Le début des contractions

La veille au soir, nous étions allés à une séance d’acupuncture d’une demi-heure en espérant que quelque chose se passerait. Et le JOUR J, nous avions une séance le matin à 10h30. Je précise l’horaire, car cela a son importance. La séance s’est terminée à 11h. Je me suis levée de la table utilisée pour la séance et j’ai ressenti une douleur qui m’a figé. L’acupunctrice m’a indiqué qu’il s’agissait d’une contraction ! Et là on se regarde avec mon chéri et on réalise (moi pas totalement j’avoue) ce qu’il va sûrement se passer dans les prochaines heures. De plus, quelques minutes avant, l’acupunctrice qui était également médecin m’avait examiné et confirmé que j’étais probablement en train de perdre le bouchon muqueux. Cela faisait donc plusieurs événements à la suite à ne pas négliger qui précise le début du travail jusqu’à l’accouchement. Puis, nous repartons du cabinet d’acupuncture vers notre appartement. C’est alors que je ressens de nouveau des contractions, toutes les 8/10 minutes environs, dans la voiture puis tout en remontant chez nous.

Les choses s’accélèrent

Nous arrivons à l’appartement. Les contractions se poursuivent. Je les gère en respirant. Je me pose, je m’allonge dans le canapé puis dans le lit. Entre temps, je reçois une commande Quitoque pour concocter de bons repas. Je récupère le colis laissé dans l’ascenseur par un livreur compréhensif de mon état ^^.  Puis, mon compagnon rentre de son footing, oui je l’ai laissé aller courir dans un moment pareil (on se demande qui est le plus fou, lui ou moi ?). Pendant ce temps, les contractions se rapprochent et sont de plus en plus intenses… c’est alors que mon chéri prépare une recette en moins de 30 minutes. Les contractions sont de plus en plus violentes. Je me sens de moins en moins bien et de plus en plus crispée au fur et à mesure que les minutes passent. Même si j’essaie de gérer ma respiration ou me positionner pour m’apaiser. J’ai quand même le temps de manger mon déjeuner : un lomito de poitrine fumée et guacamole puis un magnum chocolat blanc. Je fais également un bain pour essayer de me décontracter. J’ai même appelé ma mère, ma grand-mère et ai répondu à quelques SMS pendant ce lapse de temps. Ça m’a fait du bien mais c’était de courte durée… Nous continuons de compter les contractions et leur espacement. Elles sont rapprochées toutes les 5 minutes. Plus ça va et plus j’ai des bouffées de chaleur, je suis blanche et je crie des choses insensées pour décharger la douleur que je ressens : « appelle les pompiers », « maman », « Valentin » (prénom de mon compagnon) que je répète des dizaines et dizaines de fois. Nous appelons la maternité (déjà appelé une fois plus tôt) puis notre sage-femme. Ils sont plutôt sereins et nous invitent plutôt à attendre avant de venir… Mais je ne supporte clairement plus la douleur. Nous décidons de nous écouter et nous partons. Mon chéri portent tous les sacs de maternité/salle d’accouchement et les met dans le coffre.
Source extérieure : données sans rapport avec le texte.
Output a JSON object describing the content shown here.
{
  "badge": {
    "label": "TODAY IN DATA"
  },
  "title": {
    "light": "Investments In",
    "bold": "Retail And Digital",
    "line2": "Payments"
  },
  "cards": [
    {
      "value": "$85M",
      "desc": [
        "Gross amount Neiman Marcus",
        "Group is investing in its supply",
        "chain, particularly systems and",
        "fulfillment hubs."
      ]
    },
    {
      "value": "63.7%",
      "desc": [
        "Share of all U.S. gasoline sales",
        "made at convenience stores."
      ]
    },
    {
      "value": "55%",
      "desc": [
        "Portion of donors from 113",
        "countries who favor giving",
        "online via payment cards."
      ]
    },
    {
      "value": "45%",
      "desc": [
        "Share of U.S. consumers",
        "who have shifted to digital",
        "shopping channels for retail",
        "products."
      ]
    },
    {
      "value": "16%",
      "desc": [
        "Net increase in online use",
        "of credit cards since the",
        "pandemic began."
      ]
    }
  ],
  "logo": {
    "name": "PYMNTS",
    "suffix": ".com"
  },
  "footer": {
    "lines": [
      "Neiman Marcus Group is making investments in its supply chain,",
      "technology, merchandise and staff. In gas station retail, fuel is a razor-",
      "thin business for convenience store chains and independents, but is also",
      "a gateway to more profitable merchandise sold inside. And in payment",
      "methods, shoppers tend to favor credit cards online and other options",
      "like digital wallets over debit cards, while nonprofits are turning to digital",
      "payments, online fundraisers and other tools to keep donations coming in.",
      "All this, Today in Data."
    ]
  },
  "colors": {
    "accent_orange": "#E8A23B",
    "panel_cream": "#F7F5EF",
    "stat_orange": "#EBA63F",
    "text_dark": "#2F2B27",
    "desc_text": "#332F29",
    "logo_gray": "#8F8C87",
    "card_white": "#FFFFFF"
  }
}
Le trajet jusqu’à la maternité

Dans la voiture, la panique nous gagne ! On prend bien conscience (ou pas ^^) de ce qui va arriver. Les contractions sont intenables. J’essaie de gérer ma respiration mais elles sont si rapprochées que c’est très dur. Heureusement mon chéri m’aide à les surmonter autant que possible. Le trajet dure 10/12 minutes au total mais me parait durer une éternité. Une fois devant l’entrée de la Polyclinique que nous pensions être la bonne, on nous invite à aller vers une autre entrée. C’est sans fin. Entre temps, Valentin prend un trottoir et je hurle à nouveau, en pleine contraction. Il est temps que nous arrivions, je ne tiens plus sur le siège… Garé devant l’établissement, 3 femmes me voient en souffrance et finissent par appeler quelqu’un. Mon chéri me demande si je suis capable de marcher, ce à quoi je rigole jaune ^^. J’en suis totalement incapable. Et cela se confirme, on vient me chercher avec un fauteuil roulant direction la salle de travail…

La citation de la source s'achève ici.